Friday, Mar. 12, 1965

Distractions at the Wall

The border guards on the Communist side of the Berlin Wall could hardly believe their eyes. There, across the barrier in West Berlin, stood a lissome girl methodically taking off her clothes. Military caution was forgotten as the Grepos stared in undisguised glee. Too late did they hear a scuffling noise at an unprotected spot along the Wall 200 yds. away and notice a dim figure dashing from its shadow. One more East German had escaped to the West, and last week a Red officer denounced the stripteaser's distracting "provocation" in the columns of the military weekly Volksarmee.
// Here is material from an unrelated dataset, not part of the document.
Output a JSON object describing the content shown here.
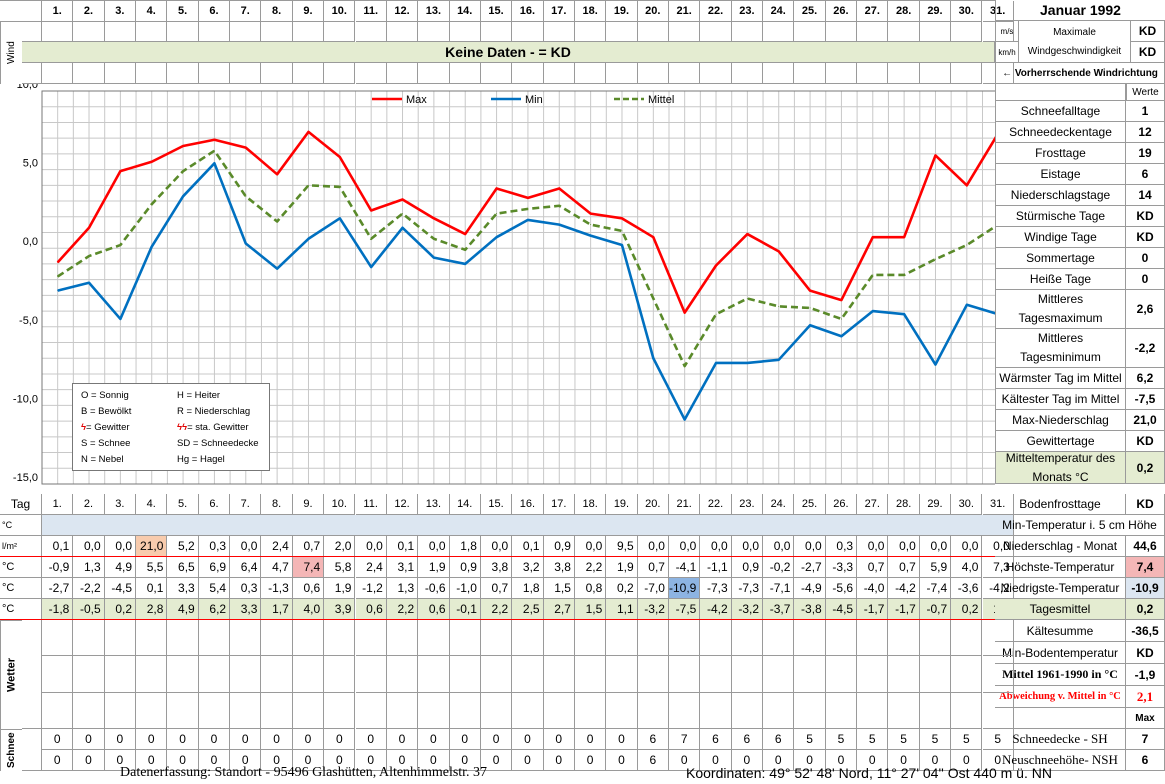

What's more, the officer raged, West Berlin police were trying to lull their Communist counterparts with an organized campaign of kindness. His complaint was well founded. For weeks West Berlin cops have been under orders to pass out cigarettes, candy and even food to East Berlin guards on the theory that this will lead them to deal less harshly with escapers trying to get to the West.
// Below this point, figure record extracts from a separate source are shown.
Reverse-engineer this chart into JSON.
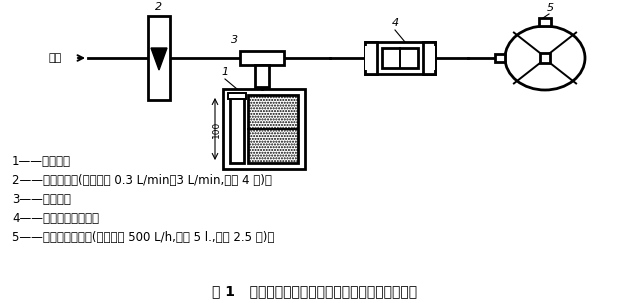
{
  "title": "图 1   呼气阀和吸气阀的逆向漏气量测定装置示意图",
  "title_fontsize": 10,
  "bg_color": "#ffffff",
  "legend_lines": [
    "1——水柱瓶；",
    "2——转子流量计(测量范围 0.3 L/min～3 L/min,精度 4 级)；",
    "3——三通管；",
    "4——呼气阀或吸气阀；",
    "5——湿式气体流量计(额定流量 500 L/h,容量 5 l.,精度 2.5 级)。"
  ],
  "legend_fontsize": 8.5,
  "gas_source_label": "气源",
  "label_1": "1",
  "label_2": "2",
  "label_3": "3",
  "label_4": "4",
  "label_5": "5",
  "water_column_label": "100"
}
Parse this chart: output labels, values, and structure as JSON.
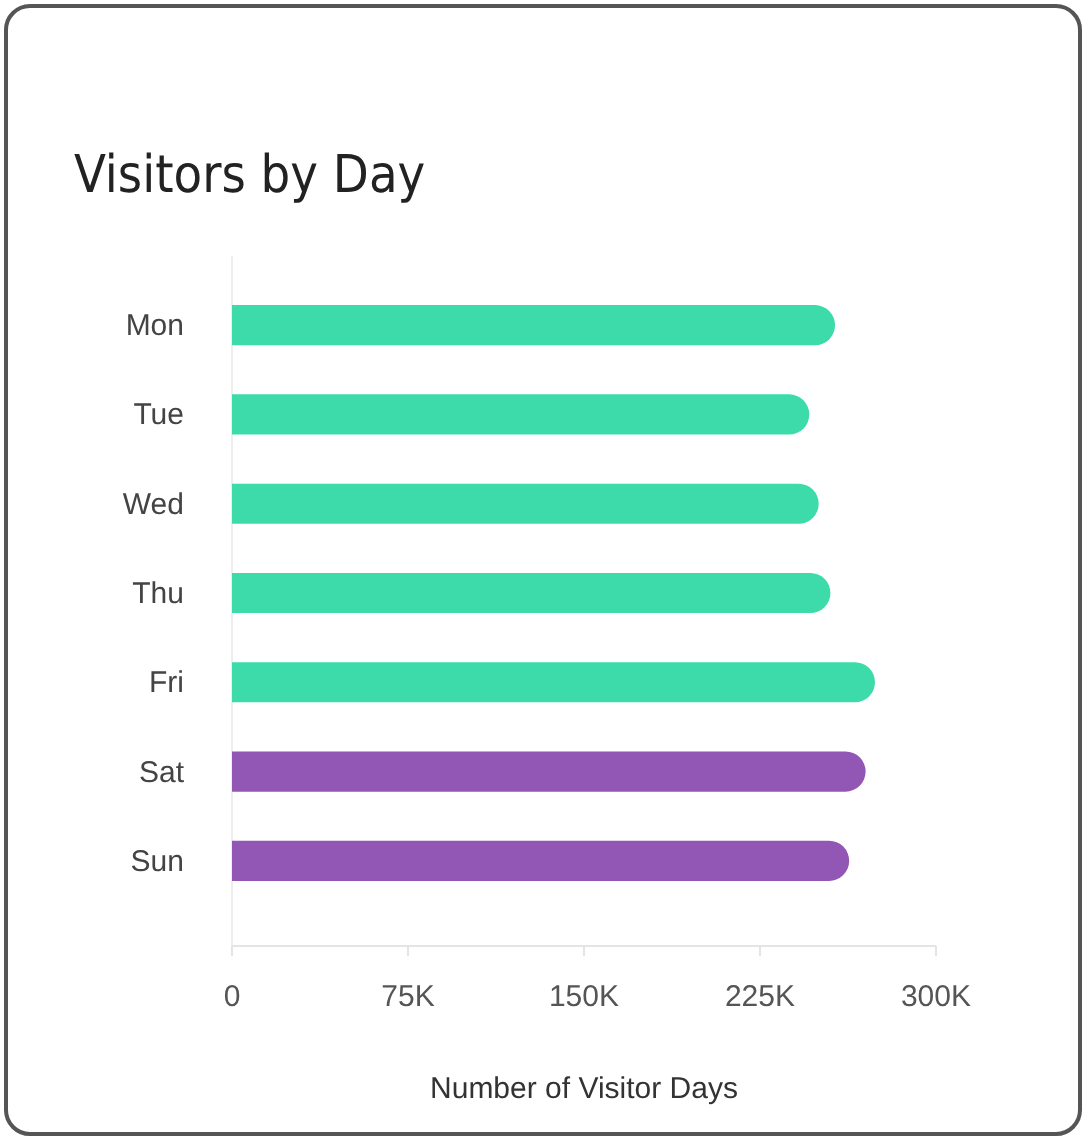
{
  "chart_data": {
    "type": "bar",
    "orientation": "horizontal",
    "title": "Visitors by Day",
    "xlabel": "Number of Visitor Days",
    "categories": [
      "Mon",
      "Tue",
      "Wed",
      "Thu",
      "Fri",
      "Sat",
      "Sun"
    ],
    "values": [
      257000,
      246000,
      250000,
      255000,
      274000,
      270000,
      263000
    ],
    "colors": [
      "#3ddba9",
      "#3ddba9",
      "#3ddba9",
      "#3ddba9",
      "#3ddba9",
      "#9256b5",
      "#9256b5"
    ],
    "xlim": [
      0,
      300000
    ],
    "xticks": [
      0,
      {
        "value": 75000,
        "label": "75K"
      },
      {
        "value": 150000,
        "label": "150K"
      },
      {
        "value": 225000,
        "label": "225K"
      },
      {
        "value": 300000,
        "label": "300K"
      }
    ],
    "grid": false
  }
}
Results so far are inconclusive, but opportunities for flight will hardly be eased by a new construction program that began at the Wall fortnight ago. As a first stage, East German workers began tearing down the 95-mile barrier --only to replace it eventually with a better and more escape-proof model.
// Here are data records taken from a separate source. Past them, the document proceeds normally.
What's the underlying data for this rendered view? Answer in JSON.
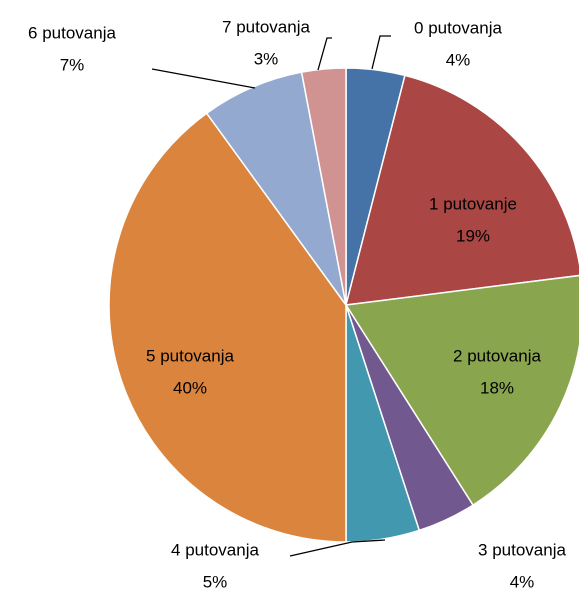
{
  "chart_data": {
    "type": "pie",
    "categories": [
      "0 putovanja",
      "1 putovanje",
      "2 putovanja",
      "3 putovanja",
      "4 putovanja",
      "5 putovanja",
      "6 putovanja",
      "7 putovanja"
    ],
    "values": [
      4,
      19,
      18,
      4,
      5,
      40,
      7,
      3
    ],
    "value_labels": [
      "4%",
      "19%",
      "18%",
      "4%",
      "5%",
      "40%",
      "7%",
      "3%"
    ],
    "colors": [
      "#4572a7",
      "#aa4643",
      "#89a54e",
      "#71588f",
      "#4198af",
      "#db843d",
      "#93a9cf",
      "#d19392"
    ]
  }
}
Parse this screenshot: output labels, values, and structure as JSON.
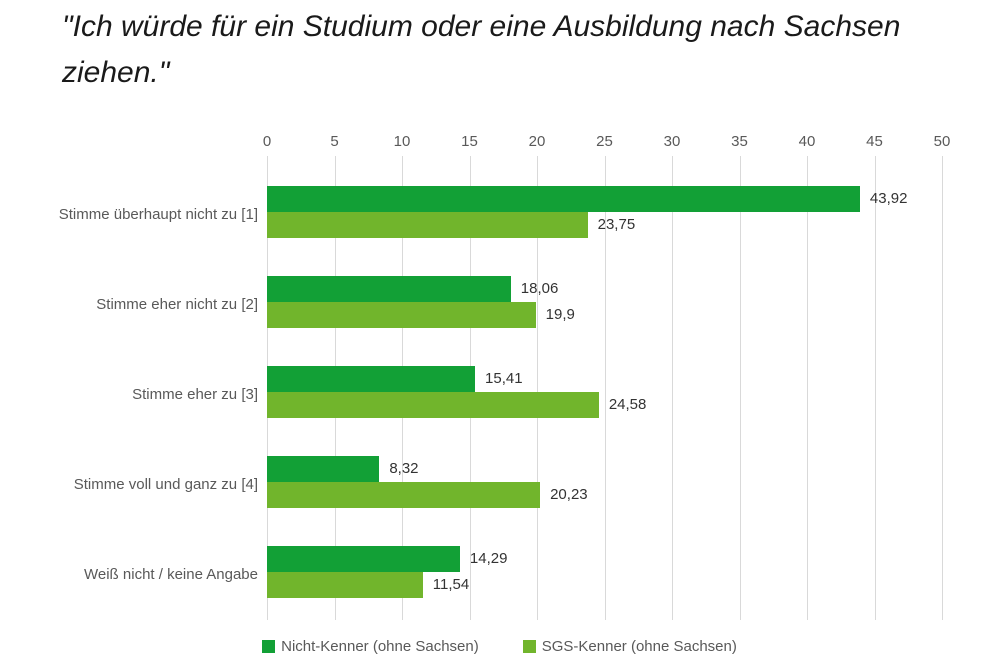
{
  "title": "\"Ich würde für ein Studium oder eine Ausbildung nach Sachsen ziehen.\"",
  "colors": {
    "series1": "#12a036",
    "series2": "#71b52c",
    "gridline": "#d9d9d9",
    "axis_text": "#595959",
    "value_text": "#333333",
    "title_text": "#1a1a1a",
    "background": "#ffffff"
  },
  "chart_data": {
    "type": "bar",
    "orientation": "horizontal",
    "title": "\"Ich würde für ein Studium oder eine Ausbildung nach Sachsen ziehen.\"",
    "categories": [
      "Stimme überhaupt nicht zu [1]",
      "Stimme eher nicht zu [2]",
      "Stimme eher zu [3]",
      "Stimme voll und ganz zu [4]",
      "Weiß nicht / keine Angabe"
    ],
    "series": [
      {
        "name": "Nicht-Kenner (ohne Sachsen)",
        "values": [
          43.92,
          18.06,
          15.41,
          8.32,
          14.29
        ],
        "value_labels": [
          "43,92",
          "18,06",
          "15,41",
          "8,32",
          "14,29"
        ],
        "color": "#12a036"
      },
      {
        "name": "SGS-Kenner (ohne Sachsen)",
        "values": [
          23.75,
          19.9,
          24.58,
          20.23,
          11.54
        ],
        "value_labels": [
          "23,75",
          "19,9",
          "24,58",
          "20,23",
          "11,54"
        ],
        "color": "#71b52c"
      }
    ],
    "x_axis": {
      "position": "top",
      "min": 0,
      "max": 50,
      "ticks": [
        0,
        5,
        10,
        15,
        20,
        25,
        30,
        35,
        40,
        45,
        50
      ]
    },
    "grid": true,
    "legend_position": "bottom",
    "xlabel": "",
    "ylabel": ""
  }
}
Plans call for the building of a four-obstacle ring made up of a high metal cyclone fence, a 6-ft.-deep ditch, a highway for the exclusive use of Red patrols, and a sanitary strip some 500 yds. wide sprinkled with police watchtowers. Where buildings and trees now stand, pink hollyhocks will grow--not so much to beautify the austere scene as to provide the Communist sharpshooters with a clear line of fire.